Mentoring has the potential to create new opportunities. Teaching what you know to students, young professionals, or entrepreneurs rewards both you and those you help. These relationships often bring more satisfaction than holding onto old job titles.
The ICE model: Independent Continue Earning
The ICE (Independent Continue Earning) model offers a fresh take on retirement. Instead of completely stopping work, ICE helps you balance your job and personal life through meaningful, flexible activities.

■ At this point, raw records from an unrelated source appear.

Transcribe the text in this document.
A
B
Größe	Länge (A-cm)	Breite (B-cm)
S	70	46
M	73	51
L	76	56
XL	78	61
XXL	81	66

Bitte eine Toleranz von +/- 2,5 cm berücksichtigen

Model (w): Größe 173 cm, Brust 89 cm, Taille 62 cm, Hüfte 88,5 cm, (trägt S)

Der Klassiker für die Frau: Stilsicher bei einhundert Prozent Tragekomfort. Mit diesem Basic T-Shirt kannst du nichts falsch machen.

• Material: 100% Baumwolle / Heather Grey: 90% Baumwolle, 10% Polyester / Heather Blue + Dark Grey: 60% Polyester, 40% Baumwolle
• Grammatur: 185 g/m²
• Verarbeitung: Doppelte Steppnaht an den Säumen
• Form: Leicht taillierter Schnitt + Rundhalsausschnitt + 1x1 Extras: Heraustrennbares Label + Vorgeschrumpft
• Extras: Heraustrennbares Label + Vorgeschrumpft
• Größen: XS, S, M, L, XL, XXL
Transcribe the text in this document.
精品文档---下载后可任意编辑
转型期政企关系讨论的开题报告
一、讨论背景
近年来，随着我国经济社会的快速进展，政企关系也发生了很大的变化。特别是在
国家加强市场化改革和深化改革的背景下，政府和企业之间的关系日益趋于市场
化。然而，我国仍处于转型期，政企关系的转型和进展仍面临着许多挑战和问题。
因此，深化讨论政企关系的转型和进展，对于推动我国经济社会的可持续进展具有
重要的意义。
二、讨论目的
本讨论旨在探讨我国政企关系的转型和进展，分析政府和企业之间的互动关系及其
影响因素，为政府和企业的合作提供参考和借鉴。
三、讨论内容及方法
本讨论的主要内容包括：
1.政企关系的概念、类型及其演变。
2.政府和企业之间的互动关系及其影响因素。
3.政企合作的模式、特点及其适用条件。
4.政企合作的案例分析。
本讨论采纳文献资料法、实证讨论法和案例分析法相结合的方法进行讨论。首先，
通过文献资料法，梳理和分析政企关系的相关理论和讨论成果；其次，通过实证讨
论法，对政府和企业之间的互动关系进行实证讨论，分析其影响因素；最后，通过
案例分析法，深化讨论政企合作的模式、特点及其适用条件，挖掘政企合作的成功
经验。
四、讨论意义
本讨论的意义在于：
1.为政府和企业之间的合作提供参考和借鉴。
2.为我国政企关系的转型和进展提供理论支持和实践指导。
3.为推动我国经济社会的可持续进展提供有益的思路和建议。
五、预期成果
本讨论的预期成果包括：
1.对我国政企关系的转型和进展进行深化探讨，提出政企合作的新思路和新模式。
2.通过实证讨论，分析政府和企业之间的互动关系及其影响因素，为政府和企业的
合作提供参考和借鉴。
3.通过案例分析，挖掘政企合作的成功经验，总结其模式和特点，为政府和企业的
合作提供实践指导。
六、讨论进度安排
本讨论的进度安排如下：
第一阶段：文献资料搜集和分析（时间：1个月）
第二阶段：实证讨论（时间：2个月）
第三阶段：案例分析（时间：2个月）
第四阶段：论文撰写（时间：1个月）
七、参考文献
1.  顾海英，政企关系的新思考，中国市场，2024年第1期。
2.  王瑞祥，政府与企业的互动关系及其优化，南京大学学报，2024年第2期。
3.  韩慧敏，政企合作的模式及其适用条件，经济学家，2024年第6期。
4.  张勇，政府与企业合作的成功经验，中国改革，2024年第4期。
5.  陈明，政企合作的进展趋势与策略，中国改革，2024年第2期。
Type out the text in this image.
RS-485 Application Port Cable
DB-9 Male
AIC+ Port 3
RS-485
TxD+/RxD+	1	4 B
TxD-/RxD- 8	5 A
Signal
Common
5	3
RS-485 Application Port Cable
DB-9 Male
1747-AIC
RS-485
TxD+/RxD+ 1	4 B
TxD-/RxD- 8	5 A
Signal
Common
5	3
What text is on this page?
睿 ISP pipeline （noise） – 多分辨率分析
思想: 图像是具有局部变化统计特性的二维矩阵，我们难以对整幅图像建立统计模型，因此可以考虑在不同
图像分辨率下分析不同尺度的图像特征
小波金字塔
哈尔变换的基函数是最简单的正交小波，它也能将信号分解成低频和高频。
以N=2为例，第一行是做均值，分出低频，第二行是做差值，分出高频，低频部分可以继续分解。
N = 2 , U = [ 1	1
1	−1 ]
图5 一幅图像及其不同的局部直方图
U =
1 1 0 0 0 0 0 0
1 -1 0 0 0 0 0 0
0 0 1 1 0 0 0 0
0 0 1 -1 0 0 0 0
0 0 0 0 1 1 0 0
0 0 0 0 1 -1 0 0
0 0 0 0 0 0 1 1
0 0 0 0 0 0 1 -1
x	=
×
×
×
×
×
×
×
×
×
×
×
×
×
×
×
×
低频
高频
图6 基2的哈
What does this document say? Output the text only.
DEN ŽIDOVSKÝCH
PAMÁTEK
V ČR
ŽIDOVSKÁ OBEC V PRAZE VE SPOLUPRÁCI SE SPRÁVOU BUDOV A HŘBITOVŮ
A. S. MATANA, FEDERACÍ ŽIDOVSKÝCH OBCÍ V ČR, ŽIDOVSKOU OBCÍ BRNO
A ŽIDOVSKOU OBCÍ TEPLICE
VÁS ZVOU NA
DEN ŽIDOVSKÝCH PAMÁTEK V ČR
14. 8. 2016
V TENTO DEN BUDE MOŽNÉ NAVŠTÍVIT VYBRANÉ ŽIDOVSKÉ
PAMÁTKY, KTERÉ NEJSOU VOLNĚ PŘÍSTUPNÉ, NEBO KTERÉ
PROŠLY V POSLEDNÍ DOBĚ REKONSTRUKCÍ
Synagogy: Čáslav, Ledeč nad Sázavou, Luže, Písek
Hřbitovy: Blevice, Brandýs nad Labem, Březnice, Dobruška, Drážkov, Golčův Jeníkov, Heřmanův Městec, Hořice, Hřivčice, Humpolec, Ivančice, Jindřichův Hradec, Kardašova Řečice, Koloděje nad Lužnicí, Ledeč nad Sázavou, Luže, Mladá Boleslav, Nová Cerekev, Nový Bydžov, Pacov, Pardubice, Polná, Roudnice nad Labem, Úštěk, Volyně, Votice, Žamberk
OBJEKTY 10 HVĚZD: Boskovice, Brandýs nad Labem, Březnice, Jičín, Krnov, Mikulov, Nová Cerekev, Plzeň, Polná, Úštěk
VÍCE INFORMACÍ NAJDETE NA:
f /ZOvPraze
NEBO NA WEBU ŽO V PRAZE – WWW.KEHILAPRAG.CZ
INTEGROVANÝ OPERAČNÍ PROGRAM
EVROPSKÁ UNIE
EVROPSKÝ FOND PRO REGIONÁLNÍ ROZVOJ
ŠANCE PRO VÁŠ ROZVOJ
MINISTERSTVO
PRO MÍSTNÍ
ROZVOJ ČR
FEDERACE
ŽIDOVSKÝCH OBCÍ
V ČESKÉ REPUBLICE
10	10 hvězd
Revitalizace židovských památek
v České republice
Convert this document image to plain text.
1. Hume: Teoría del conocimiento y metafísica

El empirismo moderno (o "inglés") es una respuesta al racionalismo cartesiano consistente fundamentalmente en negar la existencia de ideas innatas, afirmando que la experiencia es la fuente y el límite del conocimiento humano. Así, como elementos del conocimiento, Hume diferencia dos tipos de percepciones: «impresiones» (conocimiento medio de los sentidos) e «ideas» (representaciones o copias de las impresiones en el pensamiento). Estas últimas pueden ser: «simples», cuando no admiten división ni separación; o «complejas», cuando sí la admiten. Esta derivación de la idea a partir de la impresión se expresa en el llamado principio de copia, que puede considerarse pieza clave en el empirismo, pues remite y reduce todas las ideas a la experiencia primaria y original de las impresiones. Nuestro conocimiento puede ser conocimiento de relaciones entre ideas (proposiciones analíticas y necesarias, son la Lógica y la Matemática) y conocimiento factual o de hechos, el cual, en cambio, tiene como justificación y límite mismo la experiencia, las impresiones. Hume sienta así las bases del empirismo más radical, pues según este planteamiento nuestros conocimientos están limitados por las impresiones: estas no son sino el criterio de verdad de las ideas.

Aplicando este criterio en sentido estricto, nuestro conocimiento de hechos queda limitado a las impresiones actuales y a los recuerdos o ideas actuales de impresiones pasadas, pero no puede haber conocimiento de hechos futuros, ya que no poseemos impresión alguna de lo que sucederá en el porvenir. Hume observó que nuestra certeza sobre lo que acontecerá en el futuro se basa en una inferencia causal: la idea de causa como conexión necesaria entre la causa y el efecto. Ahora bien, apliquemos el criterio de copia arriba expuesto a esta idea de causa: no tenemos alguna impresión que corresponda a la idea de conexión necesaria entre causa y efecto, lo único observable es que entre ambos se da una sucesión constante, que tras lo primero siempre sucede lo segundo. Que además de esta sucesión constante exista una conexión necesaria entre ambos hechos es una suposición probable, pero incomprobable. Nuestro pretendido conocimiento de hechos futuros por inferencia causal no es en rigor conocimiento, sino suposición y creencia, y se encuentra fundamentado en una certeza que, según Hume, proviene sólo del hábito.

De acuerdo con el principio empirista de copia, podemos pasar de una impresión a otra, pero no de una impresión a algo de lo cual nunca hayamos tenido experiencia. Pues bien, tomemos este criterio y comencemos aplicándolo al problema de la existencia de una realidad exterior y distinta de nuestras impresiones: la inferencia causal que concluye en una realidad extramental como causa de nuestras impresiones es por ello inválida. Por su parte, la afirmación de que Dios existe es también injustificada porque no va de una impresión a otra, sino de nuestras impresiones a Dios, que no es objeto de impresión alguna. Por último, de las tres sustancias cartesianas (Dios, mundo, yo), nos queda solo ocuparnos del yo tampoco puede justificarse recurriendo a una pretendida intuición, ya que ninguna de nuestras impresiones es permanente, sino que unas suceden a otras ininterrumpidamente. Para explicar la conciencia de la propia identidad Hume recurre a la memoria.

This approach recognises that people need interactions, challenges, and ways to contribute. Financial independence becomes your starting point for freedom to work on what matters to you. Retirees who earn some income report better purpose, mental sharpness, emotional health, and energy levels.
Retirement reshapes your identity step by step. Your work identity stays part of you, but retirement lets you rebuild who you are. As 2026 approaches, think about which parts of your professional self to keep while you explore new sides of yourself that work never let you discover.
Conclusion
Your journey towards fulfilling your retirement requirements by 2026 hinges more on the sacrifices you make than the assets you acquire. This article explores five key areas where strategic simplification can revolutionise your retirement outlook. A smaller family home frees up substantial equity and cuts ongoing costs. Setting clear financial boundaries with adult children safeguards your retirement security and encourages their independence. Your retirement freedom grows when you rethink expensive hobbies, remove extra vehicles, and let go of your work identity.
Today’s choices will shape your retirement experience tomorrow. Take a step back and think whether your possessions and identities line up with your future vision. Most retirees find their best days come after they shed these five financial anchors. Please consider beginning to take control of your retirement planning now.
Without doubt, emotional ties make these choices tough. However, keep in mind that memories remain with you, whereas financial burdens are tied to physical assets. A 90-day test helps you evaluate if certain possessions boost your life or just drain resources you could use for meaningful experiences.
Retirement planning goes beyond “What will I live on?” to “What will I live for?” Strategic simplification creates opportunities for growth and purpose in this exciting life transition. The initial discomfort of letting go fades as financial confidence and lifestyle flexibility become the foundations of the retirement you’ve worked hard to achieve.